DAGWorks-Inc / hamilton

Hamilton helps data scientists and engineers define testable, modular, self-documenting dataflows, that encode lineage/tracing and metadata. Runs and scales everywhere python does.
https://hamilton.dagworks.io/en/latest/
BSD 3-Clause Clear License
1.88k stars 126 forks source link

Allow multiple @save_to decorators on the same function #1147

Closed Riezebos closed 2 months ago

Riezebos commented 2 months ago

Is your feature request related to a problem? Please describe. I can add multiple @load_from decorators to the same function, it would make sense to me to also be able to add multiple @save_to decorators. For example, if I want to save the output of the function to both a data lake and also to a data warehouse.

Right now, if I try this, I get the following error:

InvalidDecoratorException: No saver class found for type: typing.Dict[str, typing.Any] specified by output type: typing.Dict[str, typing.Any] in node: save.clean_poster_history generated by function: clean_poster_history.

Describe the solution you'd like Multiple @save_to decorators on the same function save the output of the function multiple times.

Describe alternatives you've considered I now create functions which depend on the one I want to save like this.

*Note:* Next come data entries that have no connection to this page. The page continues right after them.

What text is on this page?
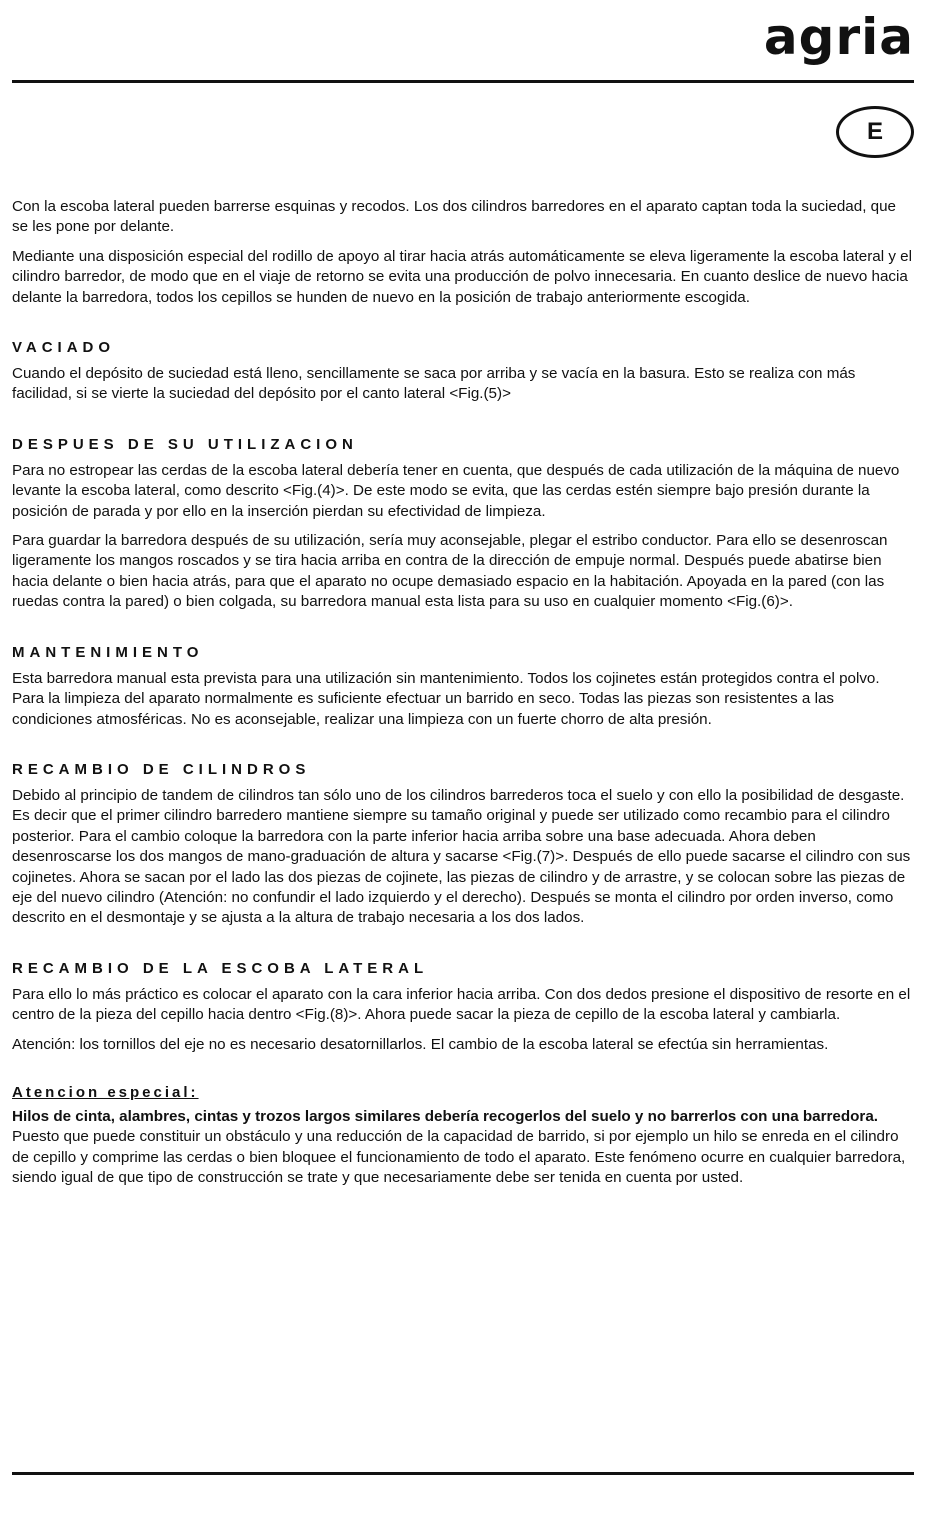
agria
E

Con la escoba lateral pueden barrerse esquinas y recodos. Los dos cilindros barredores en el aparato captan toda la suciedad, que se les pone por delante.

Mediante una disposición especial del rodillo de apoyo al tirar hacia atrás automáticamente se eleva ligeramente la escoba lateral y el cilindro barredor, de modo que en el viaje de retorno se evita una producción de polvo innecesaria. En cuanto deslice de nuevo hacia delante la barredora, todos los cepillos se hunden de nuevo en la posición de trabajo anteriormente escogida.

VACIADO

Cuando el depósito de suciedad está lleno, sencillamente se saca por arriba y se vacía en la basura. Esto se realiza con más facilidad, si se vierte la suciedad del depósito por el canto lateral <Fig.(5)>

DESPUES DE SU UTILIZACION

Para no estropear las cerdas de la escoba lateral debería tener en cuenta, que después de cada utilización de la máquina de nuevo levante la escoba lateral, como descrito <Fig.(4)>. De este modo se evita, que las cerdas estén siempre bajo presión durante la posición de parada y por ello en la inserción pierdan su efectividad de limpieza.

Para guardar la barredora después de su utilización, sería muy aconsejable, plegar el estribo conductor. Para ello se desenroscan ligeramente los mangos roscados y se tira hacia arriba en contra de la dirección de empuje normal. Después puede abatirse bien hacia delante o bien hacia atrás, para que el aparato no ocupe demasiado espacio en la habitación. Apoyada en la pared (con las ruedas contra la pared) o bien colgada, su barredora manual esta lista para su uso en cualquier momento <Fig.(6)>.

MANTENIMIENTO

Esta barredora manual esta prevista para una utilización sin mantenimiento. Todos los cojinetes están protegidos contra el polvo. Para la limpieza del aparato normalmente es suficiente efectuar un barrido en seco. Todas las piezas son resistentes a las condiciones atmosféricas. No es aconsejable, realizar una limpieza con un fuerte chorro de alta presión.

RECAMBIO DE CILINDROS

Debido al principio de tandem de cilindros tan sólo uno de los cilindros barrederos toca el suelo y con ello la posibilidad de desgaste. Es decir que el primer cilindro barredero mantiene siempre su tamaño original y puede ser utilizado como recambio para el cilindro posterior. Para el cambio coloque la barredora con la parte inferior hacia arriba sobre una base adecuada. Ahora deben desenroscarse los dos mangos de mano-graduación de altura y sacarse <Fig.(7)>. Después de ello puede sacarse el cilindro con sus cojinetes. Ahora se sacan por el lado las dos piezas de cojinete, las piezas de cilindro y de arrastre, y se colocan sobre las piezas de eje del nuevo cilindro (Atención: no confundir el lado izquierdo y el derecho). Después se monta el cilindro por orden inverso, como descrito en el desmontaje y se ajusta a la altura de trabajo necesaria a los dos lados.

RECAMBIO DE LA ESCOBA LATERAL

Para ello lo más práctico es colocar el aparato con la cara inferior hacia arriba. Con dos dedos presione el dispositivo de resorte en el centro de la pieza del cepillo hacia dentro <Fig.(8)>. Ahora puede sacar la pieza de cepillo de la escoba lateral y cambiarla.

Atención: los tornillos del eje no es necesario desatornillarlos. El cambio de la escoba lateral se efectúa sin herramientas.

Atencion especial:

Hilos de cinta, alambres, cintas y trozos largos similares debería recogerlos del suelo y no barrerlos con una barredora. Puesto que puede constituir un obstáculo y una reducción de la capacidad de barrido, si por ejemplo un hilo se enreda en el cilindro de cepillo y comprime las cerdas o bien bloquee el funcionamiento de todo el aparato. Este fenómeno ocurre en cualquier barredora, siendo igual de que tipo de construcción se trate y que necesariamente debe ser tenida en cuenta por usted.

@save_to.bigquery(table_name="poster_history")
def poster_history_bigquery(poster_history: ibis.Table) -> ibis.Table:
    return poster_history
elijahbenizzy commented 2 months ago

Hey! Good catch. This is actually supported -- you'll have to use the target_ parameter https://hamilton.dagworks.io/en/latest/reference/decorators/save_to/.

A little unclear as to why, but it's a valid way of doing it!

Riezebos commented 2 months ago

Ah ok, thanks! By adding both target_ and outputname the error went away!

elijahbenizzy commented 2 months ago

Ah ok, thanks! By adding both target_ and outputname the error went away!

Great! Let us know if there's a way to improve docs to make it clearer :)

Riezebos commented 2 months ago

Can't think of any way I think I just overlooked it. It could help to show a message saying that these arguments could help in cases where these errors occur and the node that causes the error starts with save.